I hardly heard him. I wanted to laugh and cry in the same breath—to crawl into bed and have a cup of tea, and scold Liddy, and do any of the thousand natural things that I had never expected to do again. And the air! The touch of the cool night air on my face!

As Alex and I reached the second floor, Mr. Jamieson met us. He was grave and quiet, and he nodded comprehendingly when he saw the safe.

"Will you come with me for a moment, Miss Innes?" he asked soberly, and on my assenting, he led the way to the east wing. There were lights moving around below, and some of the maids were standing gaping down. They screamed when they saw me, and drew back to let me pass. There was a sort of hush over the scene; Alex, behind me, muttered something I could not hear, and brushed past me without ceremony. Then I realized that a man was lying doubled up at the foot of the staircase, and that Alex was stooping over him.

As I came slowly down, Winters stepped back, and Alex straightened himself, looking at me across the body with impenetrable eyes. In his hand he held a shaggy gray wig, and before me on the floor lay the man whose headstone stood in Casanova churchyard—Paul Armstrong.

Winters told the story in a dozen words. In his headlong flight down the circular staircase, with Winters just behind, Paul Armstrong had pitched forward violently, struck his head against the door to the east veranda, and probably broken his neck. He had died as Winters reached him.

As the detective finished, I saw Halsey, pale and shaken, in the card-room doorway, and for the first time that night I lost my self-control. I put my arms around my boy, and for a moment he had to support me.
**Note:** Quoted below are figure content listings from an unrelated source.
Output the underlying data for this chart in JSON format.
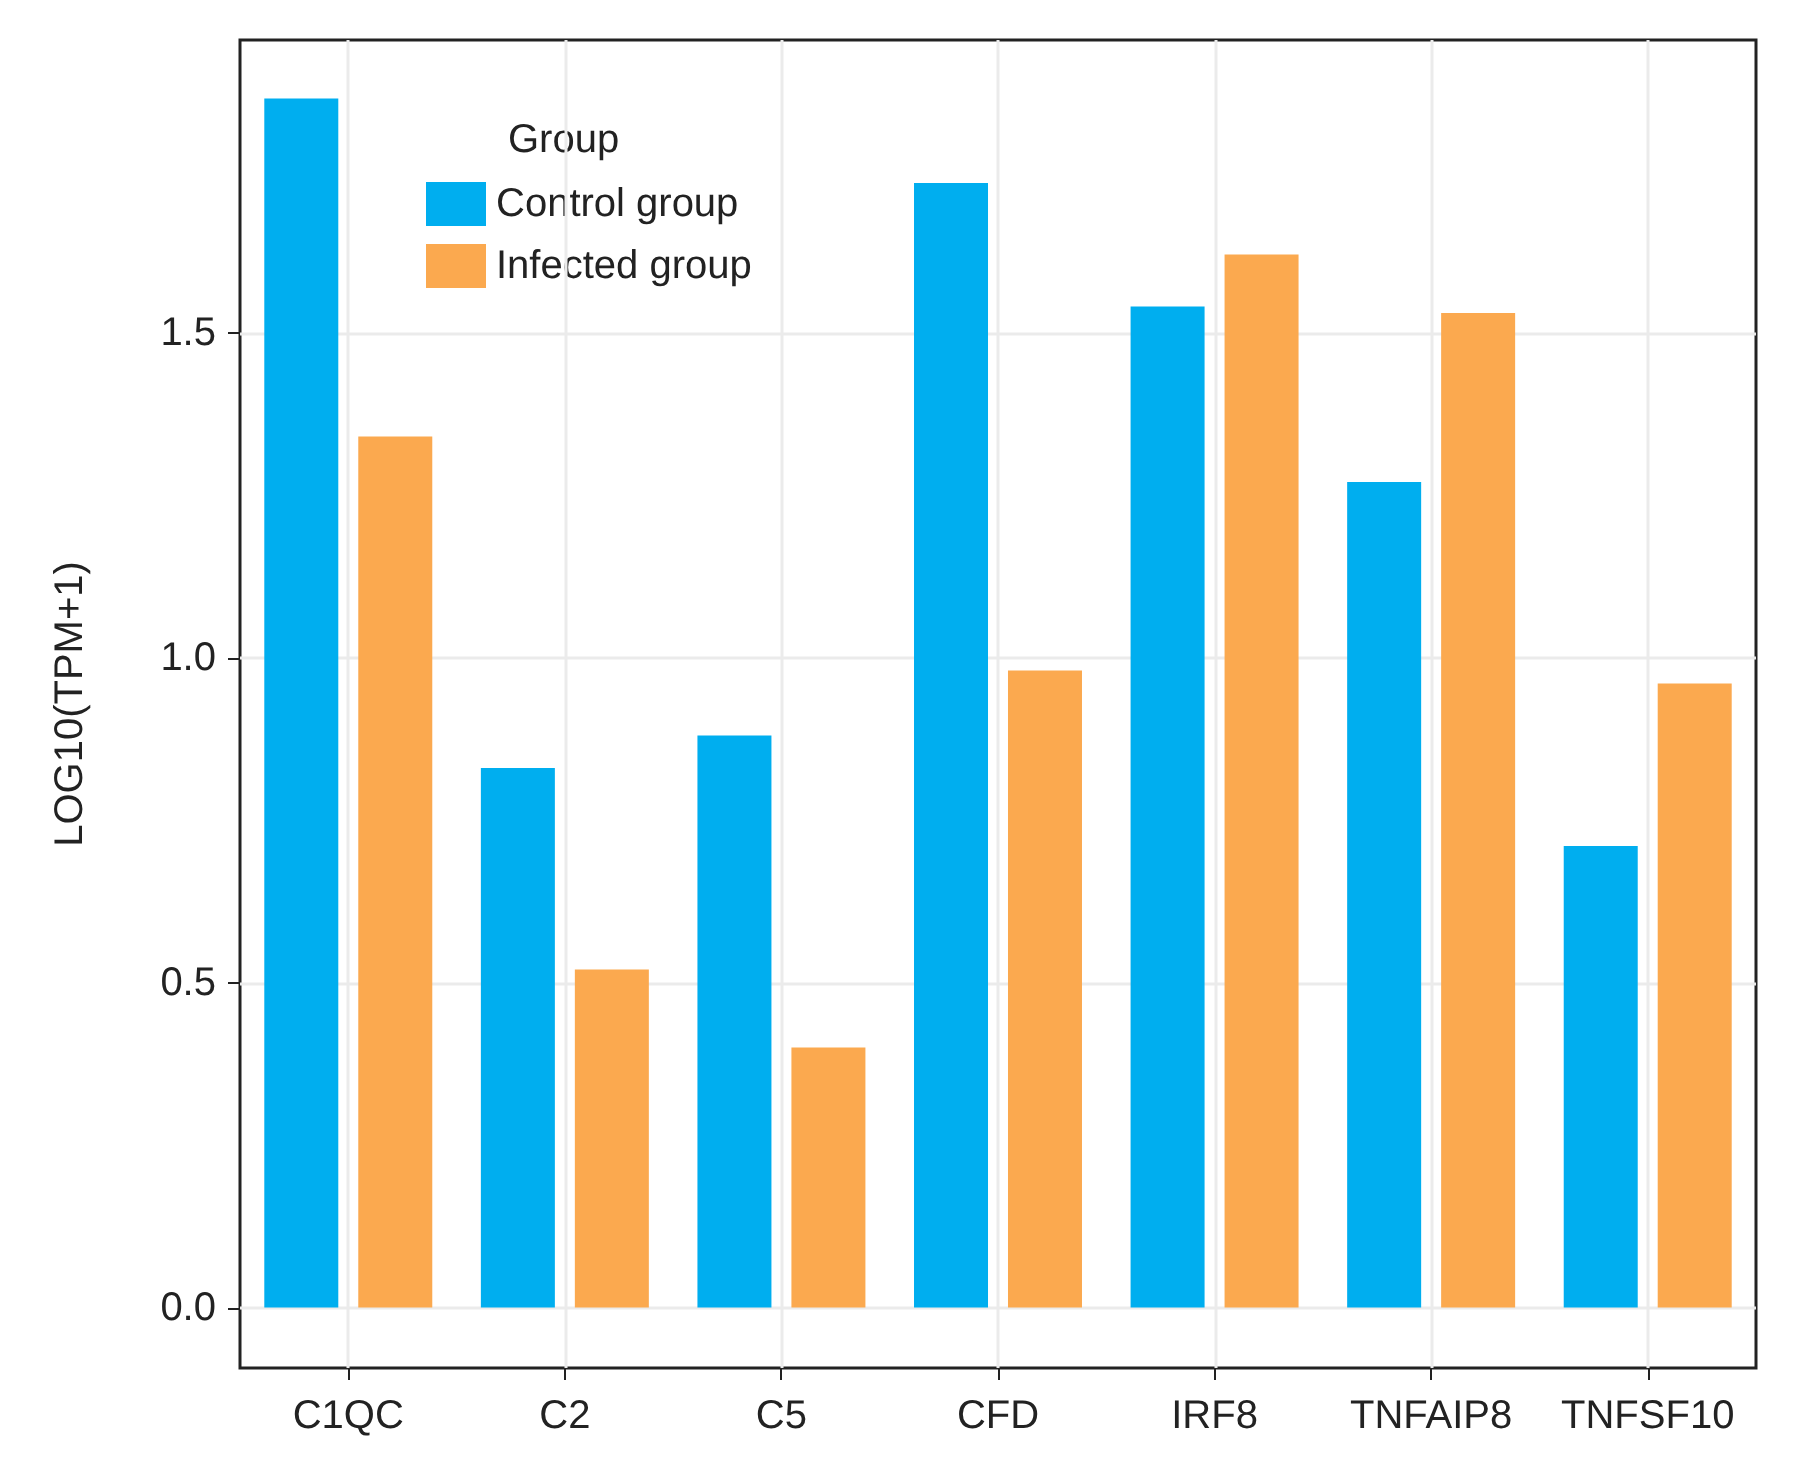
{
  "chart_data": {
    "type": "bar",
    "ylabel": "LOG10(TPM+1)",
    "legend_title": "Group",
    "categories": [
      "C1QC",
      "C2",
      "C5",
      "CFD",
      "IRF8",
      "TNFAIP8",
      "TNFSF10"
    ],
    "series": [
      {
        "name": "Control group",
        "color": "#00aeef",
        "values": [
          1.86,
          0.83,
          0.88,
          1.73,
          1.54,
          1.27,
          0.71
        ]
      },
      {
        "name": "Infected group",
        "color": "#fba94f",
        "values": [
          1.34,
          0.52,
          0.4,
          0.98,
          1.62,
          1.53,
          0.96
        ]
      }
    ],
    "ylim": [
      -0.093,
      1.95
    ],
    "yticks": [
      {
        "value": 0,
        "label": "0.0"
      },
      0.5,
      {
        "value": 1,
        "label": "1.0"
      },
      1.5
    ],
    "grid": true,
    "legend": "top left"
  }
}
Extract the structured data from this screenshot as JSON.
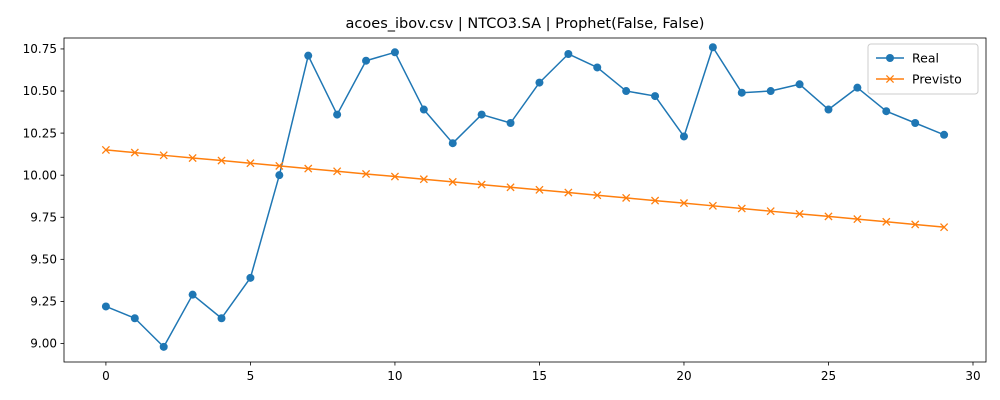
{
  "chart_data": {
    "type": "line",
    "title": "acoes_ibov.csv | NTCO3.SA | Prophet(False, False)",
    "xlabel": "",
    "ylabel": "",
    "xlim": [
      -1.45,
      30.45
    ],
    "ylim": [
      8.89,
      10.815
    ],
    "xticks": [
      0,
      5,
      10,
      15,
      20,
      25,
      30
    ],
    "yticks": [
      9.0,
      9.25,
      9.5,
      9.75,
      10.0,
      10.25,
      10.5,
      10.75
    ],
    "grid": false,
    "legend_position": "top-right",
    "x": [
      0,
      1,
      2,
      3,
      4,
      5,
      6,
      7,
      8,
      9,
      10,
      11,
      12,
      13,
      14,
      15,
      16,
      17,
      18,
      19,
      20,
      21,
      22,
      23,
      24,
      25,
      26,
      27,
      28,
      29
    ],
    "series": [
      {
        "name": "Real",
        "color": "#1f77b4",
        "marker": "circle",
        "values": [
          9.22,
          9.15,
          8.98,
          9.29,
          9.15,
          9.39,
          10.0,
          10.71,
          10.36,
          10.68,
          10.73,
          10.39,
          10.19,
          10.36,
          10.31,
          10.55,
          10.72,
          10.64,
          10.5,
          10.47,
          10.23,
          10.76,
          10.49,
          10.5,
          10.54,
          10.39,
          10.52,
          10.38,
          10.31,
          10.24
        ]
      },
      {
        "name": "Previsto",
        "color": "#ff7f0e",
        "marker": "x",
        "values": [
          10.15,
          10.134,
          10.118,
          10.102,
          10.087,
          10.071,
          10.055,
          10.039,
          10.023,
          10.007,
          9.992,
          9.976,
          9.96,
          9.944,
          9.928,
          9.913,
          9.897,
          9.881,
          9.865,
          9.849,
          9.834,
          9.818,
          9.802,
          9.786,
          9.77,
          9.755,
          9.739,
          9.723,
          9.707,
          9.691
        ]
      }
    ]
  }
}
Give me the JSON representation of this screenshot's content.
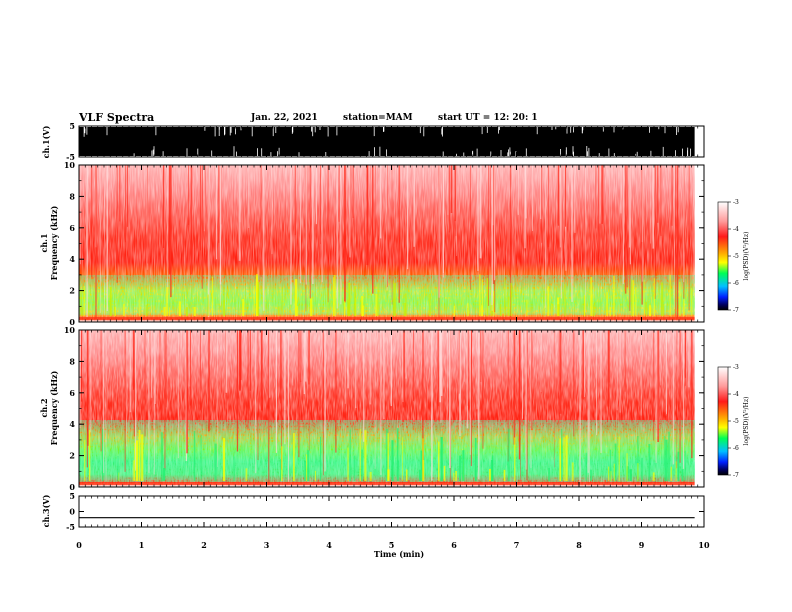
{
  "header": {
    "title": "VLF Spectra",
    "date": "Jan. 22, 2021",
    "station": "station=MAM",
    "start_ut": "start UT =  12: 20: 1"
  },
  "colors": {
    "background": "#ffffff",
    "waveform": "#000000",
    "colormap": [
      "#ffffff",
      "#ff9a9a",
      "#ff1a1a",
      "#ffff00",
      "#00ff55",
      "#0080ff",
      "#0000ff",
      "#000000"
    ]
  },
  "chart_data": [
    {
      "type": "line",
      "name": "ch1-waveform",
      "ylabel": "ch.1(V)",
      "ylim": [
        -5,
        5
      ],
      "yticks": [
        "5",
        "-5"
      ],
      "xlim": [
        0,
        10
      ],
      "data_end_min": 9.85,
      "description_value": "saturated broadband signal spanning roughly -5 to 5 V"
    },
    {
      "type": "heatmap",
      "name": "ch1-spectrogram",
      "ylabel_line1": "ch.1",
      "ylabel_line2": "Frequency (kHz)",
      "ylim": [
        0,
        10
      ],
      "yticks": [
        "0",
        "2",
        "4",
        "6",
        "8",
        "10"
      ],
      "xlim": [
        0,
        10
      ],
      "data_end_min": 9.85,
      "colorbar": {
        "label": "log(PSD)(V²/Hz)",
        "range": [
          -7,
          -3
        ],
        "ticks": [
          "-3",
          "-4",
          "-5",
          "-6",
          "-7"
        ]
      }
    },
    {
      "type": "heatmap",
      "name": "ch2-spectrogram",
      "ylabel_line1": "ch.2",
      "ylabel_line2": "Frequency (kHz)",
      "ylim": [
        0,
        10
      ],
      "yticks": [
        "0",
        "2",
        "4",
        "6",
        "8",
        "10"
      ],
      "xlim": [
        0,
        10
      ],
      "data_end_min": 9.85,
      "colorbar": {
        "label": "log(PSD)(V²/Hz)",
        "range": [
          -7,
          -3
        ],
        "ticks": [
          "-3",
          "-4",
          "-5",
          "-6",
          "-7"
        ]
      }
    },
    {
      "type": "line",
      "name": "ch3-waveform",
      "ylabel": "ch.3(V)",
      "ylim": [
        -5,
        5
      ],
      "yticks": [
        "5",
        "0",
        "-5"
      ],
      "xlim": [
        0,
        10
      ],
      "data_end_min": 9.85,
      "constant_value": -2
    }
  ],
  "xaxis": {
    "label": "Time (min)",
    "ticks": [
      "0",
      "1",
      "2",
      "3",
      "4",
      "5",
      "6",
      "7",
      "8",
      "9",
      "10"
    ]
  }
}
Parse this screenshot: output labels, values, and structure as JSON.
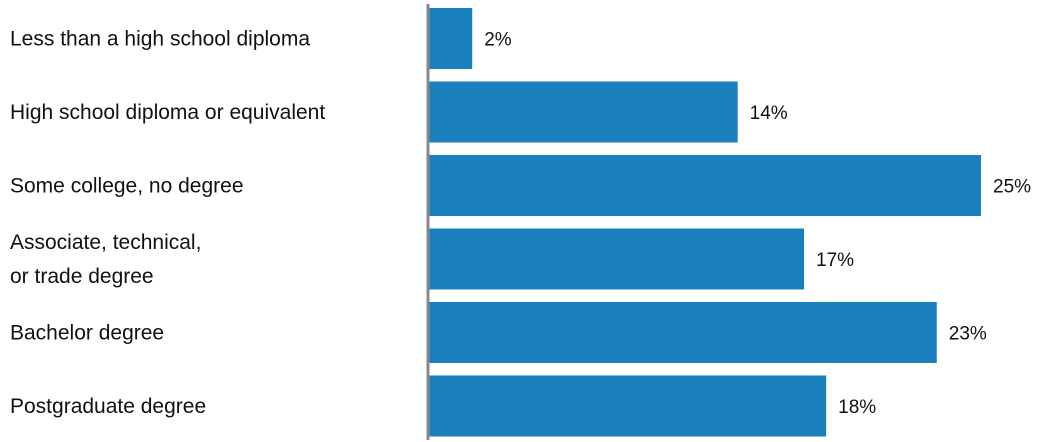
{
  "chart_data": {
    "type": "bar",
    "orientation": "horizontal",
    "categories": [
      [
        "Less than a high school diploma"
      ],
      [
        "High school diploma or equivalent"
      ],
      [
        "Some college, no degree"
      ],
      [
        "Associate, technical,",
        "or trade degree"
      ],
      [
        "Bachelor degree"
      ],
      [
        "Postgraduate degree"
      ]
    ],
    "values": [
      2,
      14,
      25,
      17,
      23,
      18
    ],
    "value_labels": [
      "2%",
      "14%",
      "25%",
      "17%",
      "23%",
      "18%"
    ],
    "unit": "%",
    "title": "",
    "xlabel": "",
    "ylabel": "",
    "xlim": [
      0,
      25
    ],
    "grid": false,
    "legend": "none",
    "colors": {
      "bar": "#1a7fbd",
      "axis": "#888888",
      "text": "#111111"
    }
  }
}
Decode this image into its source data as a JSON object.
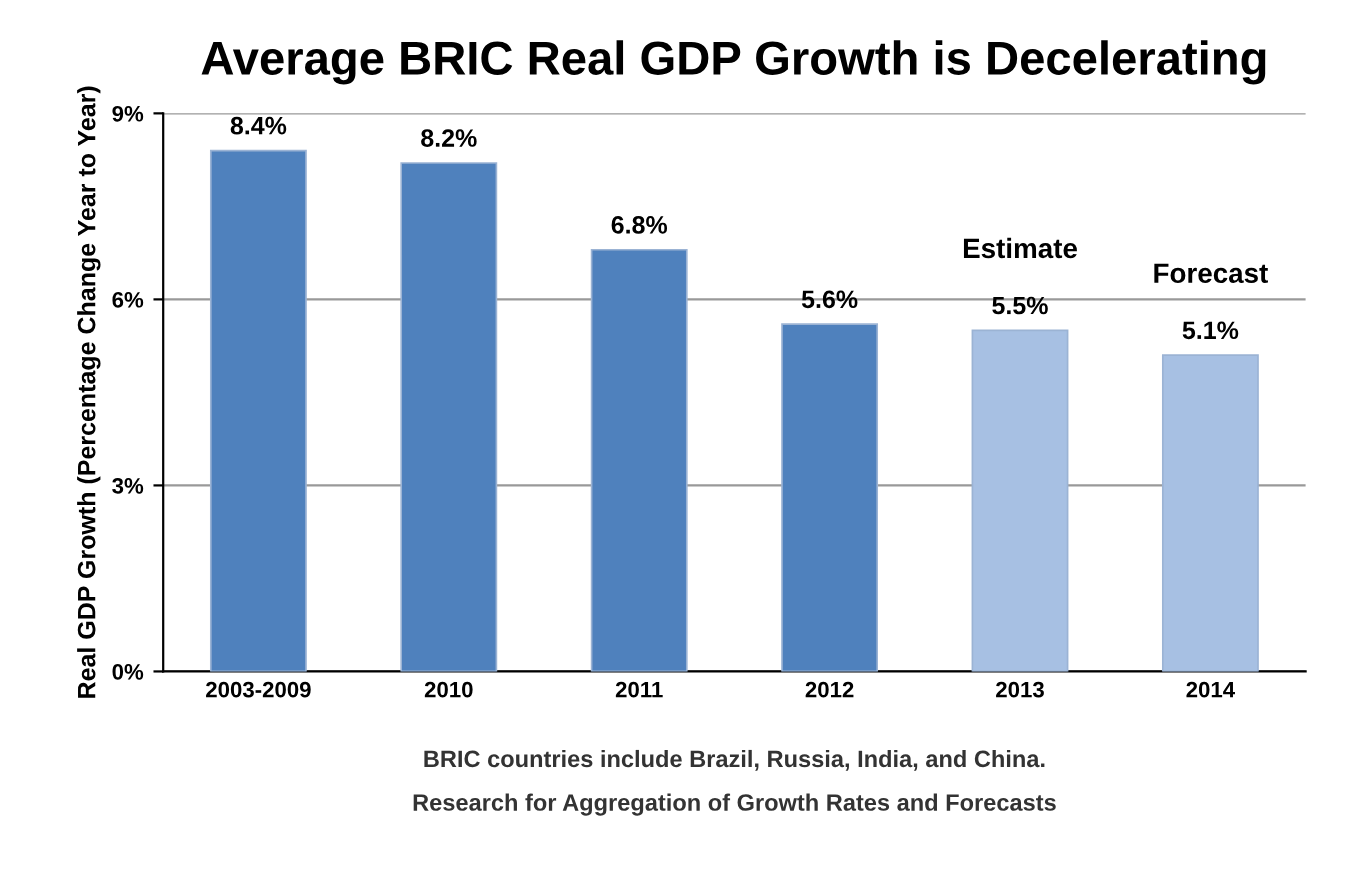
{
  "chart_data": {
    "type": "bar",
    "title": "Average BRIC Real GDP Growth is Decelerating",
    "ylabel": "Real GDP Growth (Percentage Change Year to Year)",
    "categories": [
      "2003-2009",
      "2010",
      "2011",
      "2012",
      "2013",
      "2014"
    ],
    "values": [
      8.4,
      8.2,
      6.8,
      5.6,
      5.5,
      5.1
    ],
    "colors": [
      "#4f81bd",
      "#4f81bd",
      "#4f81bd",
      "#4f81bd",
      "#a7c0e3",
      "#a7c0e3"
    ],
    "value_labels": [
      "8.4%",
      "8.2%",
      "6.8%",
      "5.6%",
      "5.5%",
      "5.1%"
    ],
    "ylim": [
      0,
      9
    ],
    "yticks": [
      {
        "value": 0,
        "label": "0%"
      },
      {
        "value": 3,
        "label": "3%"
      },
      {
        "value": 6,
        "label": "6%"
      },
      {
        "value": 9,
        "label": "9%"
      }
    ],
    "grid": "y",
    "annotations": [
      "Estimate",
      "Forecast",
      "BRIC countries include Brazil, Russia, India, and China.",
      "Research for Aggregation of Growth Rates and Forecasts"
    ]
  }
}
A second later, over Halsey's shoulder, I saw something that turned my emotion into other channels, for, behind him, in the shadowy card-room, were Gertrude and Alex, the gardener, and—there is no use mincing matters—he was kissing her!

I was unable to speak. Twice I opened my mouth: then I turned Halsey around and pointed. They were quite unconscious of us; her head was on his shoulder, his face against her hair. As it happened, it was Mr. Jamieson who broke up the tableau.

He stepped over to Alex and touched him on the arm.

"And now," he said quietly, "how long are you and I to play OUR little comedy, Mr. Bailey?"